At least, that’s the idea.  I’m still developing exactly what it should look like and how it should work in the context of a story, but my first attempt is captured in Against the Warlock.  The core concept is a magic system that allows the wielder, by some mechanism, to use the power of suggestion to produce physical effects in other people.  It doesn’t work on the wielder, because the wielder knows it’s not real, per se, just like a placebo won’t produce an effect if you know it’s a placebo.  And it won’t work on the material world, or on nonhumans, although in some versions I suppose other forms of life with a compatible psychology could be affected, perhaps in unpredictable ways (another aspect to explore).  For Against the Warlock, the effect is delivered through the vehicle of a “first language,” a kind of protolanguage that speaks to a more primitive region of the brain.  It’s not enough to simply say something in this language, however – you must tell a story to convince the other of your suggestion’s “reality.”  Thus, the best wielders of this kind of magic are those who can compellingly spin words into a believable tale, and the more skilled, the wilder a tale you can suggest successfully.

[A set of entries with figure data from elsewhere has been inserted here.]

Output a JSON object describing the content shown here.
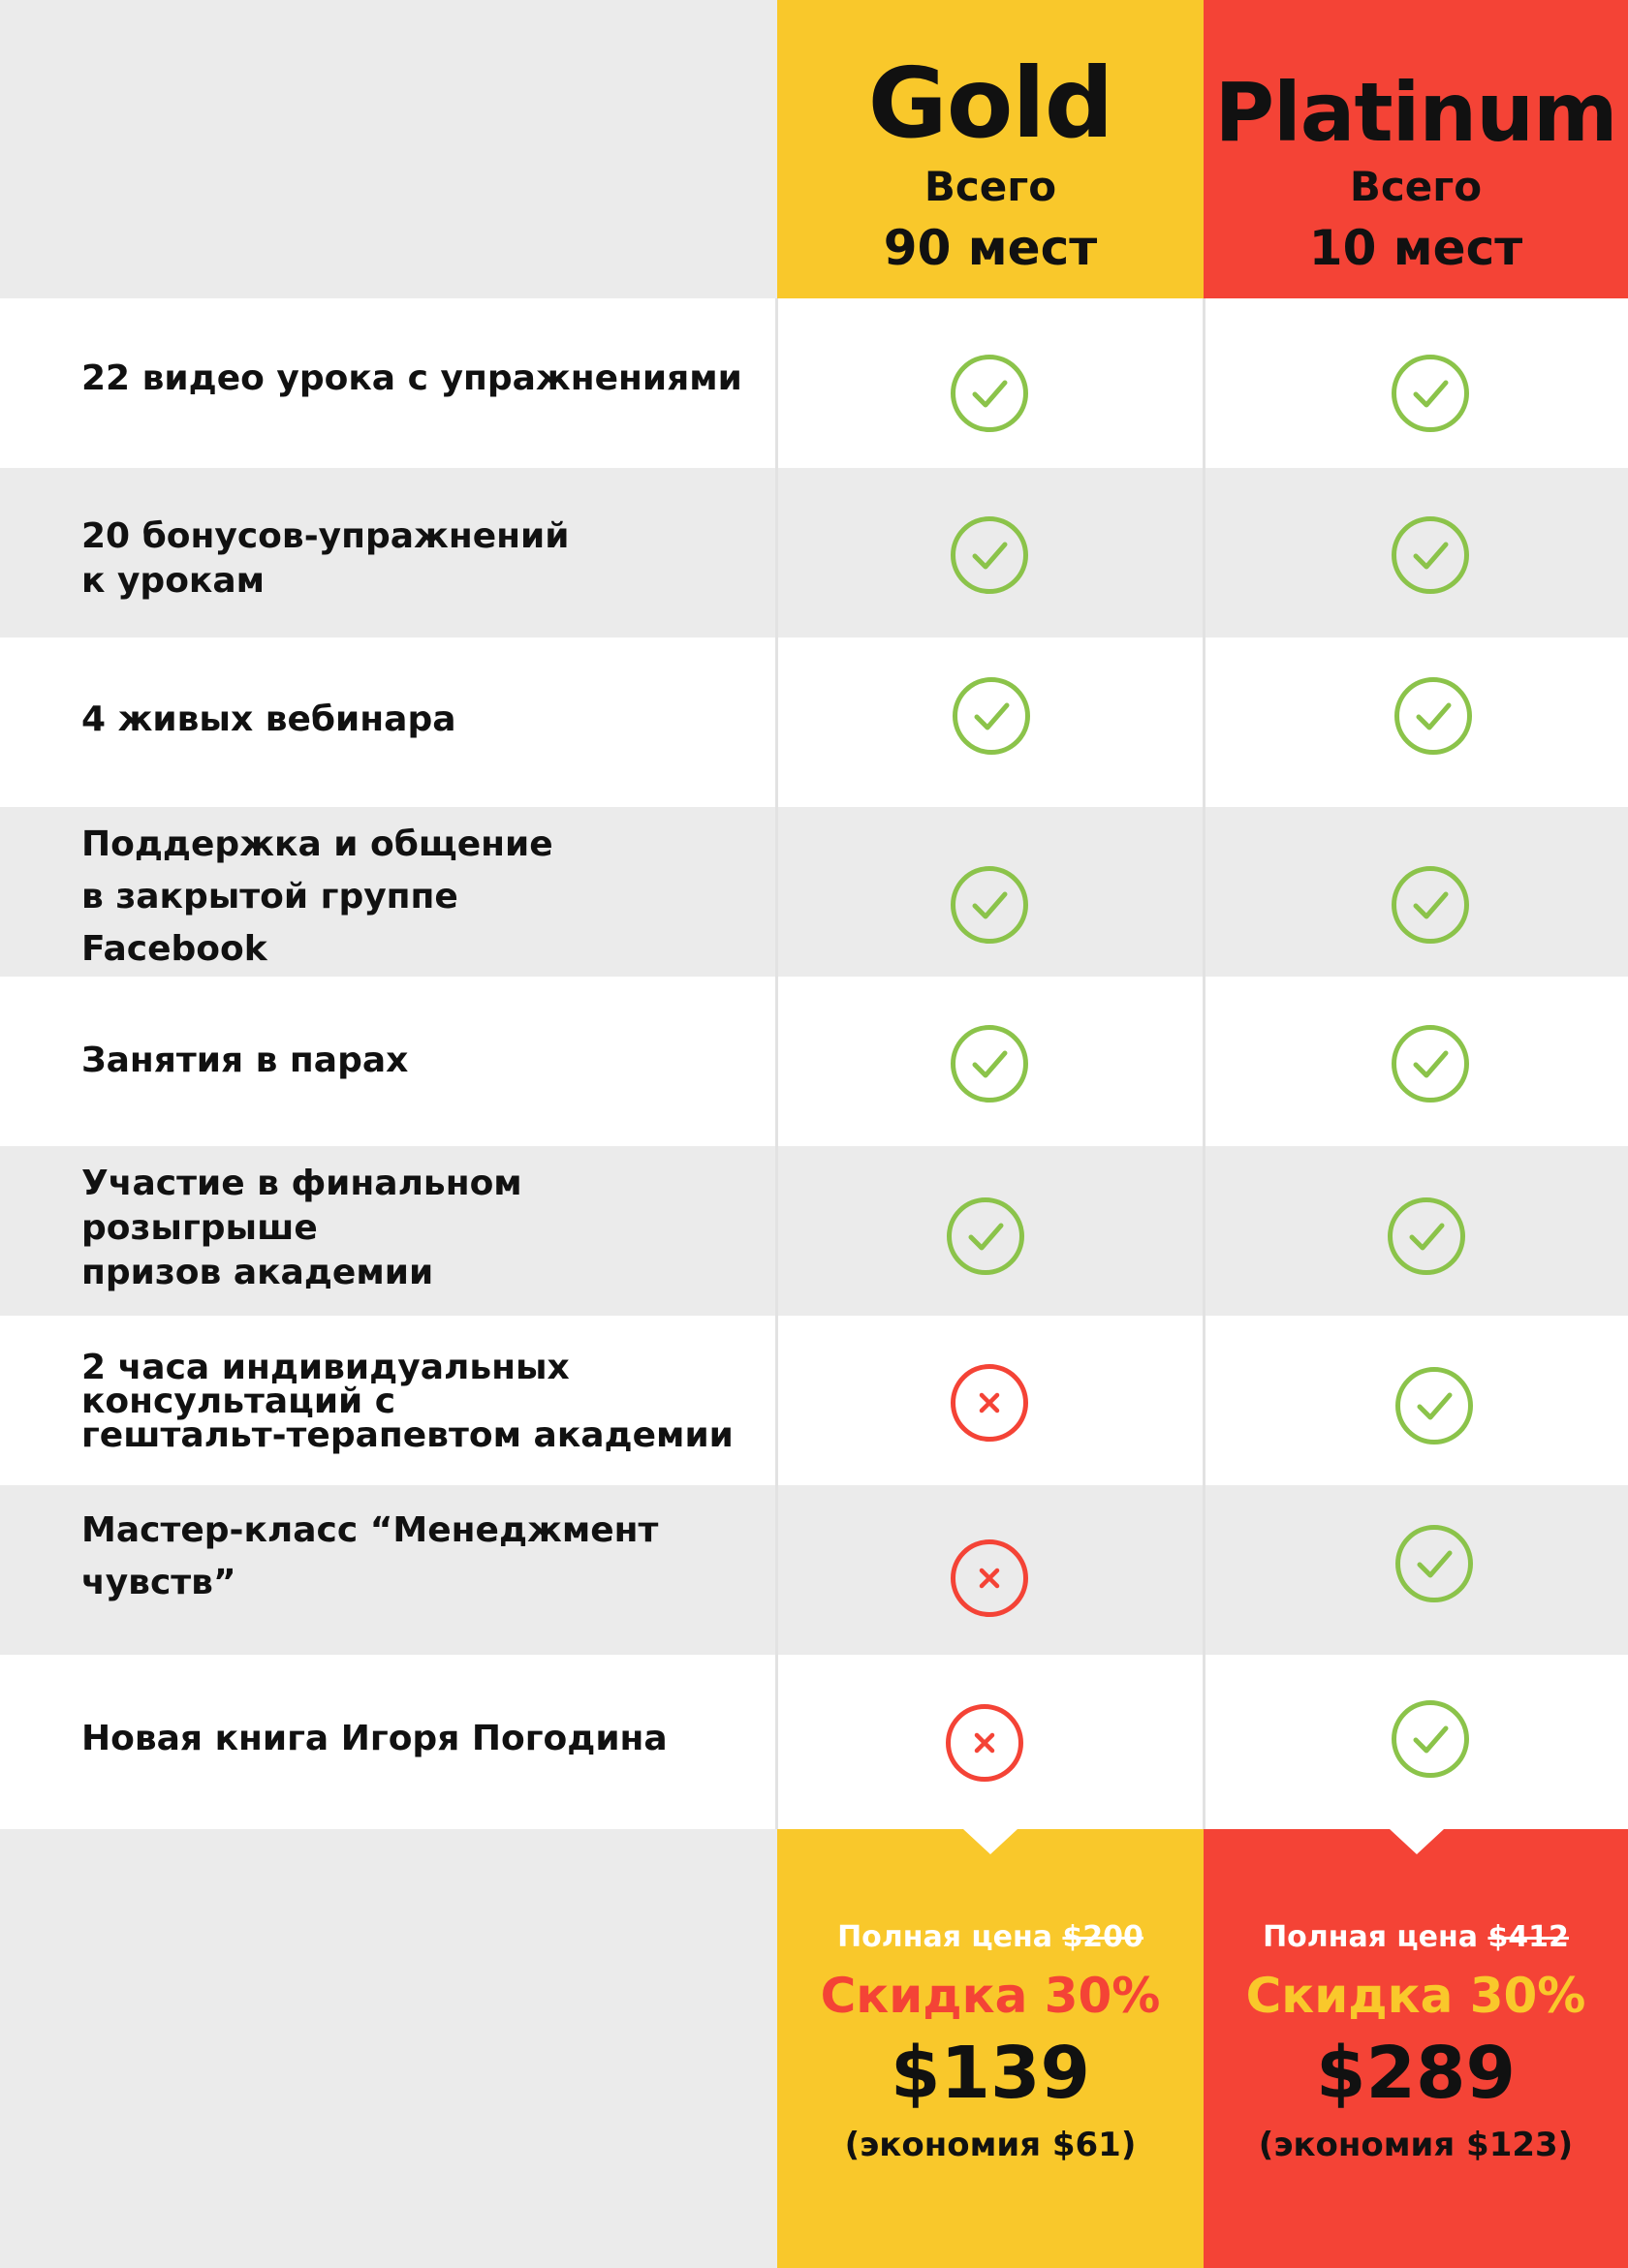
{
  "plans": {
    "gold": {
      "name": "Gold",
      "total": "Всего",
      "seats": "90 мест"
    },
    "platinum": {
      "name": "Platinum",
      "total": "Всего",
      "seats": "10 мест"
    }
  },
  "features": [
    {
      "label": "22 видео урока с упражнениями",
      "gold": "check",
      "platinum": "check"
    },
    {
      "label": "20 бонусов-упражнений\nк урокам",
      "gold": "check",
      "platinum": "check"
    },
    {
      "label": "4 живых вебинара",
      "gold": "check",
      "platinum": "check"
    },
    {
      "label": "Поддержка и общение\nв закрытой группе\nFacebook",
      "gold": "check",
      "platinum": "check"
    },
    {
      "label": "Занятия в парах",
      "gold": "check",
      "platinum": "check"
    },
    {
      "label": "Участие в финальном розыгрыше\nпризов академии",
      "gold": "check",
      "platinum": "check"
    },
    {
      "label": "2 часа индивидуальных\nконсультаций с\nгештальт-терапевтом академии",
      "gold": "cross",
      "platinum": "check"
    },
    {
      "label": "Мастер-класс “Менеджмент\nчувств”",
      "gold": "cross",
      "platinum": "check"
    },
    {
      "label": "Новая книга Игоря Погодина",
      "gold": "cross",
      "platinum": "check"
    }
  ],
  "pricing": {
    "gold": {
      "full_label": "Полная цена ",
      "old_price": "$200",
      "discount": "Скидка 30%",
      "price": "$139",
      "savings": "(экономия $61)"
    },
    "platinum": {
      "full_label": "Полная цена ",
      "old_price": "$412",
      "discount": "Скидка 30%",
      "price": "$289",
      "savings": "(экономия $123)"
    }
  },
  "colors": {
    "gold": "#f9c82b",
    "platinum": "#f44336",
    "check": "#8bc34a",
    "cross": "#f44336",
    "row_alt": "#ebebeb"
  }
}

A magic system does not a story make, so I came up with characters and a plot with which to play.  My original vision was for this arrogant magus and an unstable master assassin to be forced together to free a would-be conqueror from a prison, during which event they would learn to work together, leave the conqueror’s employment, and go off as a mercenary team to have different adventures.  At some point, I realized so much backstory was baggage, especially for a piece I wanted to keep below 2000 words, so I shoved the context into the background and chose a smaller story to tell about the same two characters after they’ve started working together.

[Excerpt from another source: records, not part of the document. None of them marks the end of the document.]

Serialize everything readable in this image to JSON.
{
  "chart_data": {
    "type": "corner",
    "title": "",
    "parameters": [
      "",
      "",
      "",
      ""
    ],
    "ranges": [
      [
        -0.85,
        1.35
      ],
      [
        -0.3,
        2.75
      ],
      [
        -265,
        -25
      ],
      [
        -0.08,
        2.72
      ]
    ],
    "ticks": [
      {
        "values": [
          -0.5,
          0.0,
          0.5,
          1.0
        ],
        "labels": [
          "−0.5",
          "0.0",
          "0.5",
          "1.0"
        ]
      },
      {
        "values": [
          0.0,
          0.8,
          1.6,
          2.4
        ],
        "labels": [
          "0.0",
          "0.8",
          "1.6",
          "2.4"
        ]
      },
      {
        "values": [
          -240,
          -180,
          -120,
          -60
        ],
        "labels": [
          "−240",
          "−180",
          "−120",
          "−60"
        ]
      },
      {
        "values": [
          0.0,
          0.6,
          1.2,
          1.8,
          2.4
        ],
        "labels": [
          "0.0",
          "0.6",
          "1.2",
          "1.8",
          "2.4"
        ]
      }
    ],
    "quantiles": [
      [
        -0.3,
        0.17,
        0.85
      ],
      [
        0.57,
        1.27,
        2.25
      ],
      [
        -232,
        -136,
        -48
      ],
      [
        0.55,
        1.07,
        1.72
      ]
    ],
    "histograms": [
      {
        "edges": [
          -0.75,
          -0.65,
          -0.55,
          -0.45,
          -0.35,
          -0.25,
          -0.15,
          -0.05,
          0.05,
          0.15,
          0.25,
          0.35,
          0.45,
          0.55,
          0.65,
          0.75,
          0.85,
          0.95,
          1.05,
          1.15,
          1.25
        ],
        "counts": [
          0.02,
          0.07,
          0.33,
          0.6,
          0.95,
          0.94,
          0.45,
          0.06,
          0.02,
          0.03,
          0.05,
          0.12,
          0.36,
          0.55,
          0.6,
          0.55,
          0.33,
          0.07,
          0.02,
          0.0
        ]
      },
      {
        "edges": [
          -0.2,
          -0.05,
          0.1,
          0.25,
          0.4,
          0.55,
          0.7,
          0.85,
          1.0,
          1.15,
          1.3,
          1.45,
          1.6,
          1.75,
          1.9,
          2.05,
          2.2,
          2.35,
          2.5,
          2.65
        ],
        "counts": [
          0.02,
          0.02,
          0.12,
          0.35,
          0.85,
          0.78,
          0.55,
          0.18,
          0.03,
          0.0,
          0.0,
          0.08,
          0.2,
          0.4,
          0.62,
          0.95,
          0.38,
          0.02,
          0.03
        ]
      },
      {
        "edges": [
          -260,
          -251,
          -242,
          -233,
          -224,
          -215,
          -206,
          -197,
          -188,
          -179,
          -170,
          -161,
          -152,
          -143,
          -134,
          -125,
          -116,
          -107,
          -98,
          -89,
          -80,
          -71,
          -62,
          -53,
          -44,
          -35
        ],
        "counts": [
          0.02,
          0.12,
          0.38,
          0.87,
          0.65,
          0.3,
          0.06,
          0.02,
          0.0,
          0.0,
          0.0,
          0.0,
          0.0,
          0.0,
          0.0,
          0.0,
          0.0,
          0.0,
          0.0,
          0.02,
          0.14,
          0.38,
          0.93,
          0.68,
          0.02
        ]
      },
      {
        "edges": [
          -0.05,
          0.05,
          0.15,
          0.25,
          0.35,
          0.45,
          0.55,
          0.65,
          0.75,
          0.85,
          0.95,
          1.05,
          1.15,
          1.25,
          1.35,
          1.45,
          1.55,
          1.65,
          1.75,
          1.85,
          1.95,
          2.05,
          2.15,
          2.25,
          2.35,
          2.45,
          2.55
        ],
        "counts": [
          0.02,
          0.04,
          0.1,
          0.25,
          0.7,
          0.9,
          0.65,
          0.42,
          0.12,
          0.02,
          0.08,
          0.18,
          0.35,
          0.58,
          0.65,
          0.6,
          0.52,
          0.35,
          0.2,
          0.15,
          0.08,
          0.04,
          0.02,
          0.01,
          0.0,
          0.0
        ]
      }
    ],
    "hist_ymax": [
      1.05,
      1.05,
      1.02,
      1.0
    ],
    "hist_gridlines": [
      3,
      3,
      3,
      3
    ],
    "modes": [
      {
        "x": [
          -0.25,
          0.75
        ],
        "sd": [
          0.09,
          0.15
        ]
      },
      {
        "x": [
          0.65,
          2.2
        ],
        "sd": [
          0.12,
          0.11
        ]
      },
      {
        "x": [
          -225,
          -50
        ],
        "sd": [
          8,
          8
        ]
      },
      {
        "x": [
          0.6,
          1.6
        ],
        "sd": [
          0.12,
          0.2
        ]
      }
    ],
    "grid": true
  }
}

Against the Warlock is not the final word on this magic system.  At some point in the future, I intend to explore it further, maybe conduct a few more experiments, and eventually incorporate a more mature version of psychosomatic magic into a longer piece.  That does not detract from Against the Warlock as a stand-alone story with a concise adventure and an intriguing magic system.  I hope you enjoy Against the Warlock.

It wasn’t dark; neither was it light.  A perpetual half-light afflicted this patch of jungle.  The trees were more gnarled, the paths more treacherous, and the animals too quiet, those that had not fled.  Animals weren’t affected by the First Language like humans, but they could still sense when something about their environment was wrong.

Even knowing these changes were only perceived, Lun-Go shivered.  Her grey-white wrappings over leather armor seemed scant protection against the looming, threatening sense.  No matter how she told herself it was imaginary, a magus’ story spoken into her hindbrain, the trees remained stubbornly twisted and the path remained determinedly perilous.

Nor was Nebah handling the effects much better than Lun-Go.  His dark brow was twisted, he clutched the golden button that was supposed to help keep him from responding to Suggestion so its design imprinted on his palm, and he muttered a counter-story in the First Language, but affecting oneself with Suggestion was far harder than affecting others.  No magus he knew was as powerful as the one lurking at the center of this perceived distortion.

Spoken into their imaginations, the nightmare appeared from nowhere.  A monstrous, orange-flecked creature with too many limbs and unnatural proportions, it scuttled at the mercenary pair with exaggerated claws and fangs extended.

“It’s not real,” Nebah declared.  The way he eyed the monster suggested he had not convinced himself.  “Awareness should break the Suggestion.  Hold your ground.  It’s.  Not.  Real.”